Like Bolívar, Dominican rebels appealed to Haitian rulers for arms and support as they attempted to overthrow colonial rule and unify with Haiti. With the support of the Black majority, Haiti’s president Jean-Pierre Boyer abolished slavery and proclaimed Dominican emancipation for a second time on February 9, 1822. Hispaniola became the only independent nation in the Caribbean and the only region in the Americas where slavery was abolished.
But 22 years later, after the unification period with Haiti ended, the white elite re-annexed Santo Domingo to Spain. Black Dominican rebels understood the implicit threat of re-enslavement and again implored Haiti for its support in overthrowing Spanish rule. Defying threats from Spain, Haiti supplied the Dominican rebels with arms, fighters, and safe harbor. Dominicans, with the help of their Haitian allies, defeated the Spanish in 1865. Today, however, Haitians face the most extreme human rights abuses in the Dominican Republic; in the neighboring country, many people of Haitian descent are trapped in a form of indentured servitude on sugar plantations, while their descendants are stripped of their citizenship.
—From Afroresistance
During the Trujillo era, which began in the 1930s, Haitians were rounded up and shot indiscriminately. Many dark-skinned Dominicans were also killed. A common test to see who was Haitian and therefore eligible for execution consisted of lining people up and asking them, one by one, to pronounce a particular word. If a Haitian accent was detected, down they went. If someone said the word “properly” but happened to be dark-skinned, that person was often murdered anyway. Any evidence that Dominicans and Haitians might have shared ancestry, or at the very least might not be as different as people think, had to be suppressed, in order to propagate the notion that Haiti was the black side of the island while the Dominican Republic was more European— aka white.
(Trujillo’s hatred of his own people was so palpable that he abhorred Bachata music, which developed in the Dominican countryside and was often played by campesinos.
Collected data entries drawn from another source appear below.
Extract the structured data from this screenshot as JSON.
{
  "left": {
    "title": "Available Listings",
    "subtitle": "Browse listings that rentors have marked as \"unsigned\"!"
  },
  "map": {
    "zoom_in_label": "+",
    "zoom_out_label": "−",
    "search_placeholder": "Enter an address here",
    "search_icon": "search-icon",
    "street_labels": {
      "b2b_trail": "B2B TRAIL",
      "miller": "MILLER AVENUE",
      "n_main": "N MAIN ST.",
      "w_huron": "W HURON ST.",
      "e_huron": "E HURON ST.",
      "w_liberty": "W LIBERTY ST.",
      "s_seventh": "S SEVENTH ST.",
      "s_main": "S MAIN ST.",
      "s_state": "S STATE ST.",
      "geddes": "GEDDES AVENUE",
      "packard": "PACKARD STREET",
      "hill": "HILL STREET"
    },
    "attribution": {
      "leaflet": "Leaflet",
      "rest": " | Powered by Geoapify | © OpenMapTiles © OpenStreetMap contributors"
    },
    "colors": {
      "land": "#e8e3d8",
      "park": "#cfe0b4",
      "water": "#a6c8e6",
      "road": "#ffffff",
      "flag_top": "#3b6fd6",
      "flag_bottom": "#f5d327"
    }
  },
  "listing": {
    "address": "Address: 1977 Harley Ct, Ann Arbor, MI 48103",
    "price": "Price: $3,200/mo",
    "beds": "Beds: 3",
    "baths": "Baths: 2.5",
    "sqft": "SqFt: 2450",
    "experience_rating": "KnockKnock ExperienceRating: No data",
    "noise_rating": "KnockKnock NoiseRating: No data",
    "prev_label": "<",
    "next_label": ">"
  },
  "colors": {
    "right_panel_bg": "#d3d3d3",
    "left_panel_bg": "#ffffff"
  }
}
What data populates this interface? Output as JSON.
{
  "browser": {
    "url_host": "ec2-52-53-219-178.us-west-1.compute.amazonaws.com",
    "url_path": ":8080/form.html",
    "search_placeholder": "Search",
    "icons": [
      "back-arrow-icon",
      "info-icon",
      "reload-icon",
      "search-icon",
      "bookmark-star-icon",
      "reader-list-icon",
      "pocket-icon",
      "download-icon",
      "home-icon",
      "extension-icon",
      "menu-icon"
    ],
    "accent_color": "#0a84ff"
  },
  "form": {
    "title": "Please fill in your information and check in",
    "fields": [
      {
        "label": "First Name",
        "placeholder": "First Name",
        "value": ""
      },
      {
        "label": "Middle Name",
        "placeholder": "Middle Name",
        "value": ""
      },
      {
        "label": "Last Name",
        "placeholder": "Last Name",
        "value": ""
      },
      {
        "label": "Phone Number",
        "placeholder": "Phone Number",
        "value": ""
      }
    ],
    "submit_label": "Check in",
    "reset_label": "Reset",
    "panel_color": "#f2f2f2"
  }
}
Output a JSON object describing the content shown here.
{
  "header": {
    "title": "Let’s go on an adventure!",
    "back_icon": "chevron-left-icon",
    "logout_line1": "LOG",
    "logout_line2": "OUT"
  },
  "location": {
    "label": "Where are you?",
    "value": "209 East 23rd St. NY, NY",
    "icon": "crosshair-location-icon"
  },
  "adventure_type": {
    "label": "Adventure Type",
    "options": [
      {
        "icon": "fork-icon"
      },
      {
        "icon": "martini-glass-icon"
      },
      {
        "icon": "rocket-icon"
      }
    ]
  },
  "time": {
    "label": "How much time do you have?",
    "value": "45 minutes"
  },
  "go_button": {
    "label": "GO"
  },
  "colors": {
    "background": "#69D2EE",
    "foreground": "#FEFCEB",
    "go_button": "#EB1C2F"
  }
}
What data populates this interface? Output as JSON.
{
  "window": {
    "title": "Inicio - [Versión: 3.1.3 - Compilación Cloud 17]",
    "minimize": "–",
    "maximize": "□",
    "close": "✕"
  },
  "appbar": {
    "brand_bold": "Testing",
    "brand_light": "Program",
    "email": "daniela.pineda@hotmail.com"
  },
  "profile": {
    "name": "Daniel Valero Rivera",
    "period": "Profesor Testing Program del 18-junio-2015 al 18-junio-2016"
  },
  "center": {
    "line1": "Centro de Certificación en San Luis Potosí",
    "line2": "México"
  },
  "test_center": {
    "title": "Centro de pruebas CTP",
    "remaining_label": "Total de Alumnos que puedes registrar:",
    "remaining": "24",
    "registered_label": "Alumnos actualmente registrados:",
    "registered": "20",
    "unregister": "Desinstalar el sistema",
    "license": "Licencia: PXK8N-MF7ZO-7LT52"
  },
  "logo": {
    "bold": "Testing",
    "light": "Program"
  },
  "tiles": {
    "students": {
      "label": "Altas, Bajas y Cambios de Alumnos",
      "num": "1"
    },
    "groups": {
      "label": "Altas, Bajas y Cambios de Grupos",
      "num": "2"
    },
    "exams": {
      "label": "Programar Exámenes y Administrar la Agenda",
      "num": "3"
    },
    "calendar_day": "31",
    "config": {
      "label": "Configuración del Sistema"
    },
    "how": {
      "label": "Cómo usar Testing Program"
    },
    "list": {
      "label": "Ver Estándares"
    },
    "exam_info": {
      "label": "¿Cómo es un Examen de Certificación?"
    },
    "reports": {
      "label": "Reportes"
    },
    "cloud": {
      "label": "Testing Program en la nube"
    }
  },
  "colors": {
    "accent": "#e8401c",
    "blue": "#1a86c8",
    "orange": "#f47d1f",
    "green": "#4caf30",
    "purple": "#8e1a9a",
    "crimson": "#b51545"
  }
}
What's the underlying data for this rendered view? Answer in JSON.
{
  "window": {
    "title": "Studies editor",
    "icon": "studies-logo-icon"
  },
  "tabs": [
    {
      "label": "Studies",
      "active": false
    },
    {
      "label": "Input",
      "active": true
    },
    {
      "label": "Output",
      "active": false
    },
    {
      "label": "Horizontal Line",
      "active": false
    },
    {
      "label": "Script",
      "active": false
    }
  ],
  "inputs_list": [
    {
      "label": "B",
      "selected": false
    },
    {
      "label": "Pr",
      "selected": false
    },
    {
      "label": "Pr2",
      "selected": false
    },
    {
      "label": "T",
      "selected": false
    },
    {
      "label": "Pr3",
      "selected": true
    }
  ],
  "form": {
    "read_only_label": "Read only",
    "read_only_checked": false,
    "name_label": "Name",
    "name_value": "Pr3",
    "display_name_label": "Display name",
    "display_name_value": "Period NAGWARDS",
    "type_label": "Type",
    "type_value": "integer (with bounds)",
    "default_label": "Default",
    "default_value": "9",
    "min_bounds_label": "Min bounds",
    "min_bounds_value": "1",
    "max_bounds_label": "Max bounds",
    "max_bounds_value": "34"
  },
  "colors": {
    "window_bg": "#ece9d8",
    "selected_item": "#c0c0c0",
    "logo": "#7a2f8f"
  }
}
Playing Bachata, or bolero campesino, loudly in front of Trujillo’s place and other government buildings became a form of resistance.)
Those of us with Dominican blood have all had at least one encounter with a relative highlighting the anti-blackness that continues to pervade Dominican culture. I was not told of my Taino ancestry until I was well into my teens— and even then, as a whisper, by one parent, warning me to never ever mention it to the other parent.
Meanwhile, growing up, whenever my Dominican grandparents watched TV and a black person appeared on the screen, my grandfather would mutter curse words and change the channel. (I was too young to understand why he was doing it— or even that those Spanish words were curses— and therefore not capable of challenging him on the matter.)
The last time I tried to discuss Dominican-Haitian relations with a Dominican relative was upon the expiration of the emergency visas some Haitians had been granted in the wake of Hurricane Matthew in 2010. I was met with shrugs: It was always supposed to be temporary, right? They got their help— what more could they want?
This very sentiment was recently expressed by the current Dominican president, Luis Abinader, who said in defense of this latest round of deportations: “You can’t ask anything more of the Dominican Republic.”
If Haitians had said the same back in 1844, the Dominican Republic might still be a colony today.